In Walter v. HSM Receivables, plaintiff alleged that defendant violated the FDCPA.  Defendant filed a bad faith counterclaim, contending that plaintiff’s action was brought for an improper purpose under Section 1692k(a)(3) of the FDCPA.  The court granted the motion to dismiss, finding that though a debt collector may have a claim for recovery of attorney fees if a case is filed in bad faith, counterclaims are premature until there is a finding of bad faith on the part of the debtor.

 

In Kennedy v. Compucredit Holdings, plaintiff alleged that defendant’s balance transfer program violated the FDCPA in three ways: (1) failing to accurately state  the debt validation notice; (2) making a false statement regarding the balance of the debt; and (3) falsely credit reporting the status of the debt.  Defendant moved to dismiss, arguing that the settlement offer letter was accurate and not confusing.  The court denied the motion, concluding that the notice was plausibly alleged to be confusing under the least sophisticated consumer standard when defendant offered to allow plaintiff to pay down an existing credit card debt while qualifying for a new credit card because the validation notice was potentially overshadowed.
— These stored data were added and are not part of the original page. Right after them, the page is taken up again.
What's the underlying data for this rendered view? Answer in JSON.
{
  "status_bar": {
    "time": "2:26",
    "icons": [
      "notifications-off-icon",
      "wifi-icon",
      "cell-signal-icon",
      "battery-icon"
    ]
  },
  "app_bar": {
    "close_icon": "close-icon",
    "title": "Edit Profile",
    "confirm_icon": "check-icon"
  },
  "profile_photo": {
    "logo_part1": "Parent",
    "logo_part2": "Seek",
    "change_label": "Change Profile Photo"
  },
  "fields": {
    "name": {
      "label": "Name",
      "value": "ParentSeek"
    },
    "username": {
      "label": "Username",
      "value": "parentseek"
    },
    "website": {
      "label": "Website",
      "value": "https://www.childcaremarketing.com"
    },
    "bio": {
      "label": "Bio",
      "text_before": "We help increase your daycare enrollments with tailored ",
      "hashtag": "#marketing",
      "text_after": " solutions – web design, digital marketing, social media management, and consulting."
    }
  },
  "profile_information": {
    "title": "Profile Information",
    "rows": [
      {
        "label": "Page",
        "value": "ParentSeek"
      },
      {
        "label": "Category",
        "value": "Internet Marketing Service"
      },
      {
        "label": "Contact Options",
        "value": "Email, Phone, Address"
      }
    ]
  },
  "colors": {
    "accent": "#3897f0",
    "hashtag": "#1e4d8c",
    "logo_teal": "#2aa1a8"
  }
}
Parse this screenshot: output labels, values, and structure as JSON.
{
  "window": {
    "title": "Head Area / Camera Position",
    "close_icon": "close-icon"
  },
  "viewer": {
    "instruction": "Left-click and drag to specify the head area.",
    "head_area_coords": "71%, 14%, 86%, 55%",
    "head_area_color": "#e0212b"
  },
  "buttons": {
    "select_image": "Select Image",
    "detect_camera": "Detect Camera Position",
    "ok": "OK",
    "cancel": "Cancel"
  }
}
The court also found that the letter was potentially false or deceptive in stating the balance, because defendant’s promise that it would never sue to collect the debt as part of the balance transfer program may have conflicted with the credit card agreement's “no waiver of legal rights” provision.  Finally, the court concluded that the letter was plausibly alleged to be false regarding potential credit reporting because defendant’s statement that it would not report negative information in connection with program to repay debt and qualify for new credit card conflicted with provisions in credit card agreement.

 

In Ware v. Bank of America, plaintiff alleged that defendant violated the FCRA by falsely reporting an extinguished debt to the credit bureaus.  Defendant moved for summary judgment, arguing that the reporting was accurate and that the debt was not cancelled simply because defendant had issued a 1099-C.  The court granted the motion, concluding that issuance of a 1099-C, without more, does not extinguish or cancel a debt.